Gene complex-related diseases. Disease correlation analysis was conducted on the gene complex composed of APOA1, APOB, and APOE to find the diseases related to the complex for reverse verification, and a gene-disease network was constructed (Figure 4E). As the figure displays, diseases closely related to the three genes include metabolic diseases, cardio-cerebrovascular diseases, nervous system diseases, and immune-related diseases, among which metabolic diseases include obesity, diabetes, non-alcoholic fatty liver disease, and lipid metabolism disorders. Cardiovascular and cerebrovascular diseases include hypertension, heart disease, coronary artery disease, cerebrovascular disease, etc. Immune-related diseases mainly include Leukocyte chemotactic factor 2 Amyloidosis, and ApolipoProtein C-III is associated with Amyloidosis and other neurological diseases, including Alzheimer's disease.
Expression levels of hub genes in obesity. We applied Attie Lab Diabetes database to find the correlation between hub genes and diabetes; BTBR mice become severely diabetic with obesity at 10 weeks of age. We discovered that APOA1, APOB, and APOE expressions were expressed differently in different tissues in 4-week and 10-week BTBR obese diabetic mice (Figure 5). In the 4-weeks BTBR obese diabetic mice’s adipose, APOA1 was downregulated, and APOE was downregulated in adipose and islet. However, in the 10-weeks BTBR obese diabetic mice’s liver, APOA1 was significantly downregulated, while APOB and APOE were significantly increased in islet tissue.
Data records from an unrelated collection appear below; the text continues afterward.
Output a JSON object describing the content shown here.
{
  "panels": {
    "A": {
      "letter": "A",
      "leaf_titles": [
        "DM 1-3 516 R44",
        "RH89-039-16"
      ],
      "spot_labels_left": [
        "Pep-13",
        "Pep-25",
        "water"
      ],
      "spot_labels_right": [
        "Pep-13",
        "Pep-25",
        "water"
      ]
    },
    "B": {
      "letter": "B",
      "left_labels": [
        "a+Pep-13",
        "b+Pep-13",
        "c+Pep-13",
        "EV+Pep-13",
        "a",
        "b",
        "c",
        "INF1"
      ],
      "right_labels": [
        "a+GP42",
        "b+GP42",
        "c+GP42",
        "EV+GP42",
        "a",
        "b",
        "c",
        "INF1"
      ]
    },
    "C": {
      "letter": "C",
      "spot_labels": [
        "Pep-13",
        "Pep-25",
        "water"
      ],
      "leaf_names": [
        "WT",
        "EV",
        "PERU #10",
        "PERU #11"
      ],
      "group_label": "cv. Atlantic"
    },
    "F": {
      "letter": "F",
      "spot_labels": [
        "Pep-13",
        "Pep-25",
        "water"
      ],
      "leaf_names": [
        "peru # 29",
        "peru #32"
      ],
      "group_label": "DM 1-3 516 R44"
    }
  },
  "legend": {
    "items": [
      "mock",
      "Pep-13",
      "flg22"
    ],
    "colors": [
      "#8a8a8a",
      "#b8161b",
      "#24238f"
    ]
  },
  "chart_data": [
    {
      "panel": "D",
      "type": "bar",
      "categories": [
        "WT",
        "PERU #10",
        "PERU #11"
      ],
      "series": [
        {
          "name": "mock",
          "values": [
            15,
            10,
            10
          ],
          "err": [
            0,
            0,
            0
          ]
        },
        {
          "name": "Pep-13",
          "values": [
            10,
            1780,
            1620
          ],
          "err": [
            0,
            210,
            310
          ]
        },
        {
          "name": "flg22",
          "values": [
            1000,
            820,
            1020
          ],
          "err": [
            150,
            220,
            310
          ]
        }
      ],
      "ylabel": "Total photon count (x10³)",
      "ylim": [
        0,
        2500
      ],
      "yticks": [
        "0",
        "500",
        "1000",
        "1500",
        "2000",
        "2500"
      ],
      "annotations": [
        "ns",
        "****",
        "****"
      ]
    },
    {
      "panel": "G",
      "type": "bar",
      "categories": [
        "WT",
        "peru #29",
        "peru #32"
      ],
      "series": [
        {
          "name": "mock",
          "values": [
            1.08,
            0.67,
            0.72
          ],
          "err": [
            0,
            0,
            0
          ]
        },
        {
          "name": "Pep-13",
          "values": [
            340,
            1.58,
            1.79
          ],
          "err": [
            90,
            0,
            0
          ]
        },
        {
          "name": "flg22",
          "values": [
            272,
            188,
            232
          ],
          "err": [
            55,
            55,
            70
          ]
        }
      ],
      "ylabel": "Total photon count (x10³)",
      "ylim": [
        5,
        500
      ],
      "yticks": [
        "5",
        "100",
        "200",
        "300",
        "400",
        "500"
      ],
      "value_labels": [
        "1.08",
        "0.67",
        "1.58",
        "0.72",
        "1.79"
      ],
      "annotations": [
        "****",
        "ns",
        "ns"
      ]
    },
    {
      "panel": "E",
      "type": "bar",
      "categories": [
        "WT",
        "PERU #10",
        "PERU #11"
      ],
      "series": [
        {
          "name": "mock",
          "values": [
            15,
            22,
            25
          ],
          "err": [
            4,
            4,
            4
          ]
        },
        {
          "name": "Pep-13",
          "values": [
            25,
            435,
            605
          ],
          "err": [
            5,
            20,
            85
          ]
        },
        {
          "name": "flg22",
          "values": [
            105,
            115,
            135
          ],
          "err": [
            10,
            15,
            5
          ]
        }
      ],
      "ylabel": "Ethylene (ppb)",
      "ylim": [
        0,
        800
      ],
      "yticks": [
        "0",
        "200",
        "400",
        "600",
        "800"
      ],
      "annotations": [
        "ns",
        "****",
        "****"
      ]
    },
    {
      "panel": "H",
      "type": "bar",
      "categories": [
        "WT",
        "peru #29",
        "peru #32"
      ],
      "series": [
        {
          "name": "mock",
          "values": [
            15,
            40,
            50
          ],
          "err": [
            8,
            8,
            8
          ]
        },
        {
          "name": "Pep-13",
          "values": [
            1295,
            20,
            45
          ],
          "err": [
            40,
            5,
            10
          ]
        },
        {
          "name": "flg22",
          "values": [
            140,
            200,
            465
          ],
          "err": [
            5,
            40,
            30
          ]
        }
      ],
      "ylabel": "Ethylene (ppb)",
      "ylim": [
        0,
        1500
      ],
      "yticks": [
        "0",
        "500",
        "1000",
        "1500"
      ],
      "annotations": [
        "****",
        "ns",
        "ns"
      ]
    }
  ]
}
Identification of potential predictive drugs. From DrugBank, we obtained ten drug-mRNA interaction pairs between the three key targets. The basic information and structural formula of drug are presented (Table 2). There were nine drugs regulating lipid metabolism and one antioxidant drug. Rosuvastatin, pitavastatin, and gemfibrozil were approved for use, whereas gamolenic acid, lovastatin, and mipomersen were approved for use but require additional investigation.
GSEA revealed offspring's safety and potential health effects through IVF-ET.
Functional differences between the two groups were determined from a macroscopic genome-wide perspective, not just DEGs. The most significantly enriched gene sets correlated with natural subjects were maturity-onset diabetes in young, glycine serine and threonine metabolism, fatty acid metabolism, and peroxisomes (Figure 6).